A Associação Brasileira de Acupuntura, que fez cinquenta e poucos anos recentemente, continua oferecendo cursos de acupuntura. Expandimos e, atualmente, estamos presentes em grande parte dos estados do país, ministrando aquilo que começou com o Frederico Spaeth, no ano de 1958... A Associação Brasileira de Acupuntura tem desempenhado um papel extraordinário; de forma pioneira, nós difundimos a acupuntura dando cursos regulares aqui em São Paulo, no Rio de Janeiro, inclusive na Faculdade de Medicina e Cirurgia do Rio de Janeiro.
O marco da década de 1970 na introdução da acupuntura no Ocidente
O ano de 1972 foi muito importante, porque o presidente Richard Nixon foi à China, depois de uma aproximação prévia anterior... e lá aconteceu um episódio interessante, um dos membros da comitiva do Nixon, o jornalista James Reston, teve uma crise de apendicite na China e foi operado normalmente com anestesia, uma operação comum que se faz em qualquer parte do mundo. Os melhores cirurgiões chineses atenderam-no, afinal, fazia parte da comitiva do Nixon... No pós-operatório, ele estava com aquele mal- estar decorrente de uma cirurgia deste gênero, em que há distensão abdominal, retenção de gases e fezes, dificuldade de urinar e uma sensação muito ruim... Então, um dos membros da equipe que o operou perguntou se, antes de fazer a medicação ocidental correspondente, ele aceitaria se submeter a uma sessão de acupuntura, e ele respondeu afirmativamente; o resultado foi significativo e imediato, com grande alívio. Deambulando pelo hospital, James Reston viu o trabalho de acupuntura, o que a acupuntura fazia, qual era a visão dos pacientes e como eles eram tratados. Ao regressar aos Estados Unidos, ele publicou, no The New York Times, uma série de reportagens a respeito da viagem, sempre destacando a eficácia da acupuntura, o que ele tinha percebido nele mesmo, e o que havia visto na China. A partir do James Reston, os Estados Unidos começaram a entender, respeitar e aceitar a acupuntura, bem como mandar pessoas à China para ver e estudar...

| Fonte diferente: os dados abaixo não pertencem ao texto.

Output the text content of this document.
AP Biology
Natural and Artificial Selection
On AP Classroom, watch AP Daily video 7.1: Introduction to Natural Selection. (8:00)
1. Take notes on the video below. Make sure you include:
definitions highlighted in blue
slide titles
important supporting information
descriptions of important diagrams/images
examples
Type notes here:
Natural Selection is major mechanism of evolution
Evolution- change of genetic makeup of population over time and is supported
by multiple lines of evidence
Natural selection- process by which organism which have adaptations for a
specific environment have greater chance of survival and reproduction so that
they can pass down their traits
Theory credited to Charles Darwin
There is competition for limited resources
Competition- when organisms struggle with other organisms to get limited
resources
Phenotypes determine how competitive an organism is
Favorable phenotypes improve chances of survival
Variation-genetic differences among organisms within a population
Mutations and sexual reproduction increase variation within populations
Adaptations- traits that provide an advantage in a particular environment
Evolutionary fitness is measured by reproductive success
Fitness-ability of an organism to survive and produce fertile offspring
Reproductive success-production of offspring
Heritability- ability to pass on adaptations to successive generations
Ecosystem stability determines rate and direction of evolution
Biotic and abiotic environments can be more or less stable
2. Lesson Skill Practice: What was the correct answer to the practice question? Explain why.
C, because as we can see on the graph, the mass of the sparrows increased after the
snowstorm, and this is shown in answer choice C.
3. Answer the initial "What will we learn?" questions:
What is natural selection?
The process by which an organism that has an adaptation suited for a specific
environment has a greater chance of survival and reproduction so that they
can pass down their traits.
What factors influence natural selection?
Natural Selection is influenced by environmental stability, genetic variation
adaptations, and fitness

As traduções dessas reportagens do James Reston no The New York Times foram publicadas aqui no Brasil em diversos jornais. Em São Paulo, a publicação foi no Estadão, e, no Rio de Janeiro, no jornal O Globo... Então, mudou a visão da acupuntura no mundo ocidental, inclusive no Brasil, dentro do princípio de que o que é bom para os Estados Unidos é bom para o Brasil. Se é bom para os Estados Unidos levar todos os nossos artistas, nossos intelectuais, é bom para o Brasil... então, leva!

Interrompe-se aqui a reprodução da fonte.